Hoguet will nun, dass der Stifterwillen seines Urgroßvaters wieder hergestellt wird. In einem ersten Schritt soll das unabhängige zwölfköpfige Kuratorium unter Vorsitz der Familie Rothschild für die Verwaltung der Stiftung wieder eingesetzt werden. „Wir wollen anerkannte Mediziner, Gesundheitsmanager in dieses Kuratorium setzen. Diese Experten sollen über die Zukunft des Krankenhauses entscheiden. Vorsitzende des Kuratoriums soll ein Mitglied der Familie Rothschild sein“, sagt Hoguet. Und dann gibt es noch einen Wunsch: Der Familienname Rothschild soll im Zusammenhang mit dem neurologischen Zentrum am Rosenhügel wieder aufscheinen. Dieser wird derzeit ziemlich verschwiegen. „Nicht einmal ein Schild gibt es irgendwo“.
Keine Transparenz
Vollkommen unverständlich ist Houget die Reaktion der Stadt Wien.
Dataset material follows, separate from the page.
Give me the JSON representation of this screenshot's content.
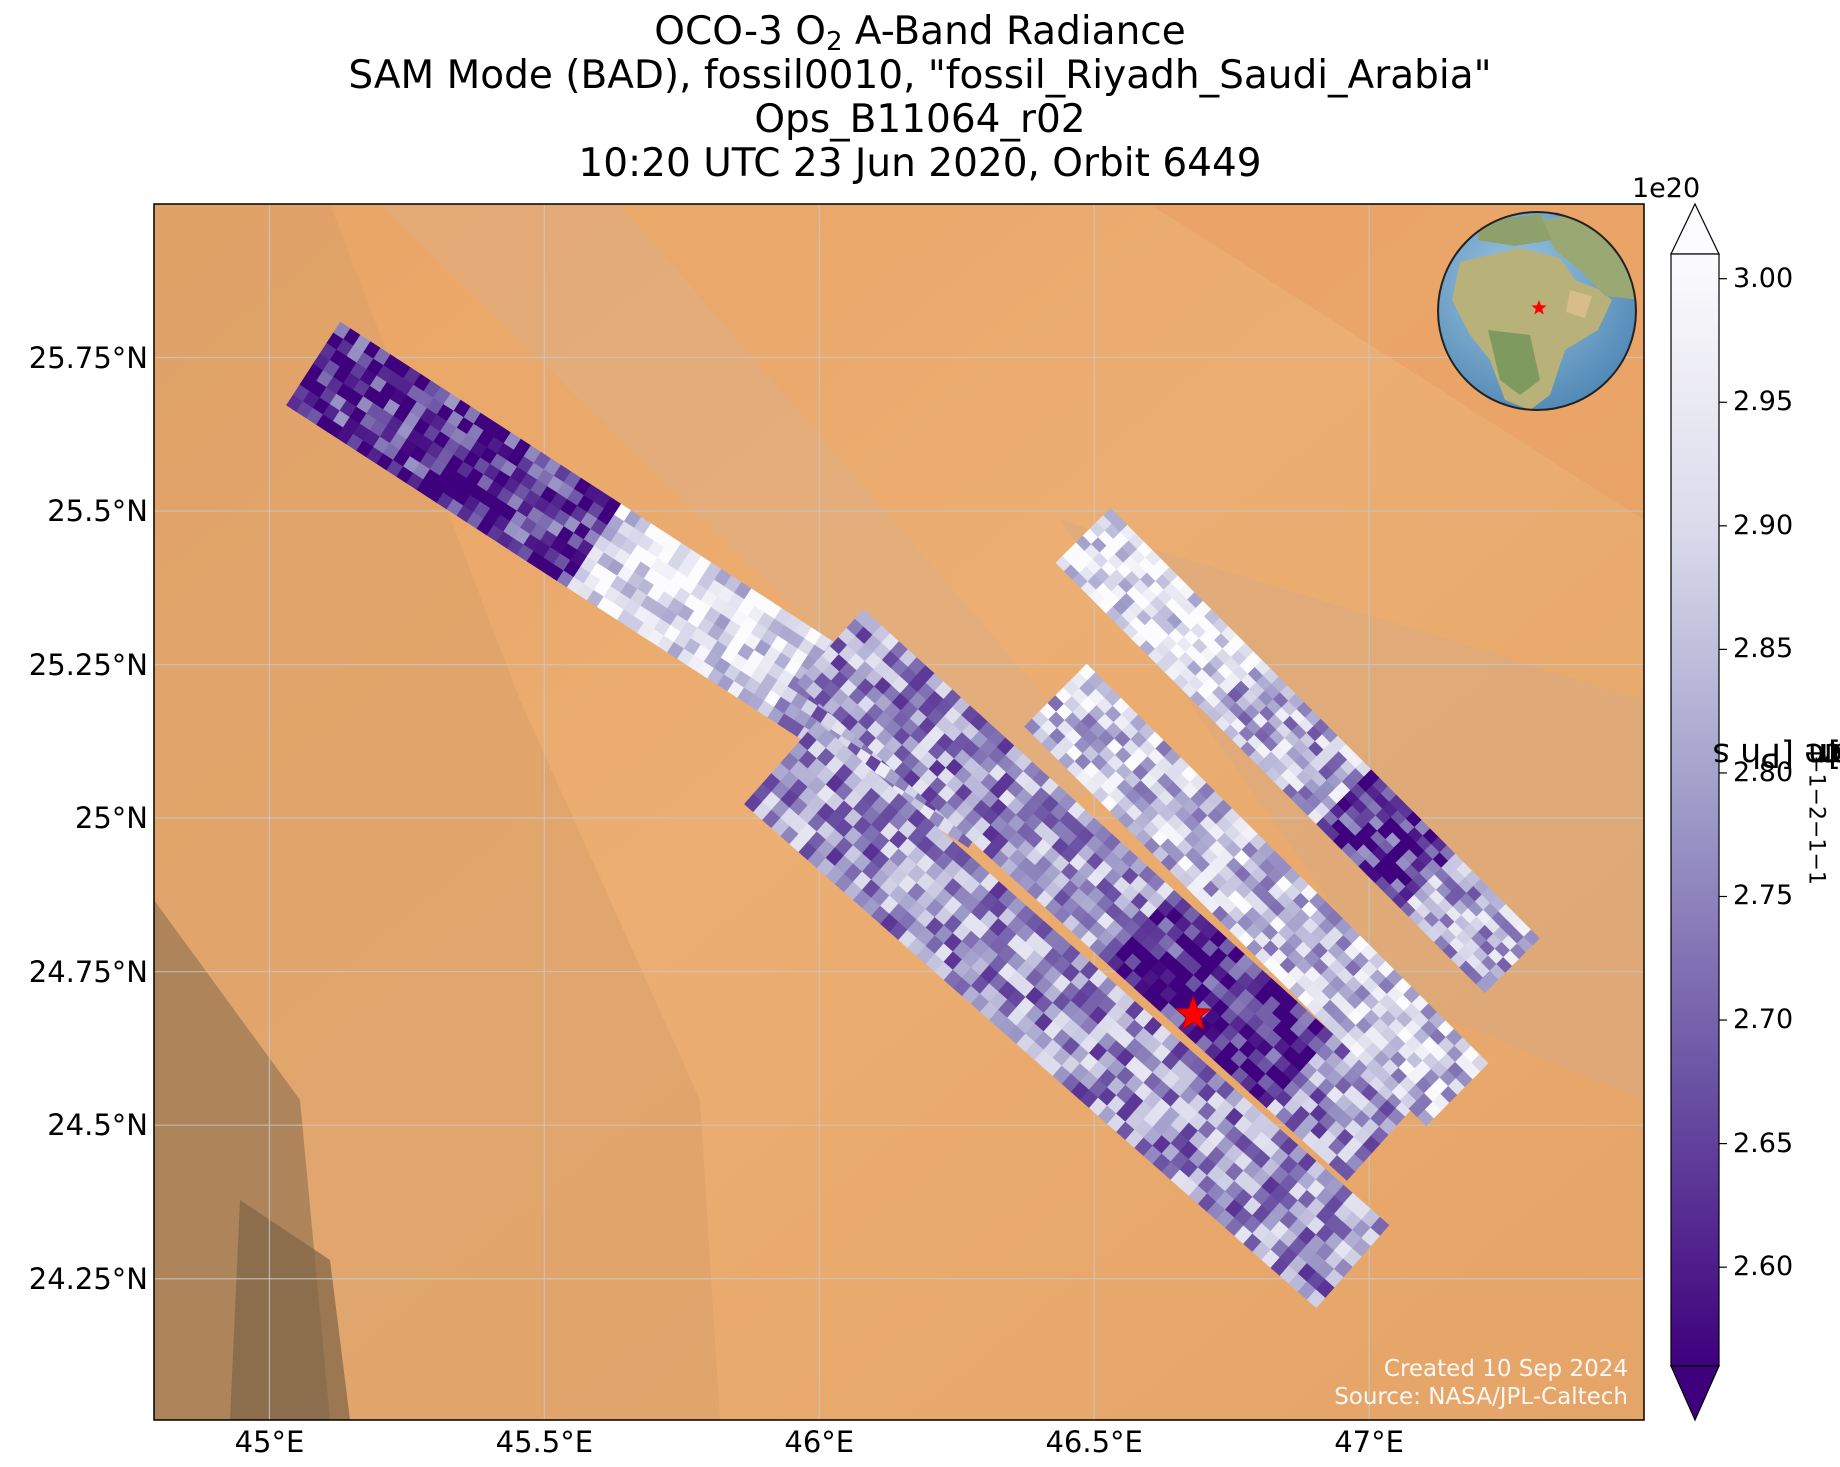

Statt das Gespräch zu suchen, stelle SPÖ-Stadtrat Peter Hacker auf stur. „Es gibt für uns keine Akteneinsicht und die Stadt bestreitet sogar, dass mein Mandant Hoguet legitimiert sei, als Kläger aufzutreten. Das ist unverständlich“, kritisiert Anwalt Hauser. Die Stadt Wien mache „Insichgeschäfte“ und Magistratsbeamte verwalten die Stiftung. „Das ist illegal“, erklärt er.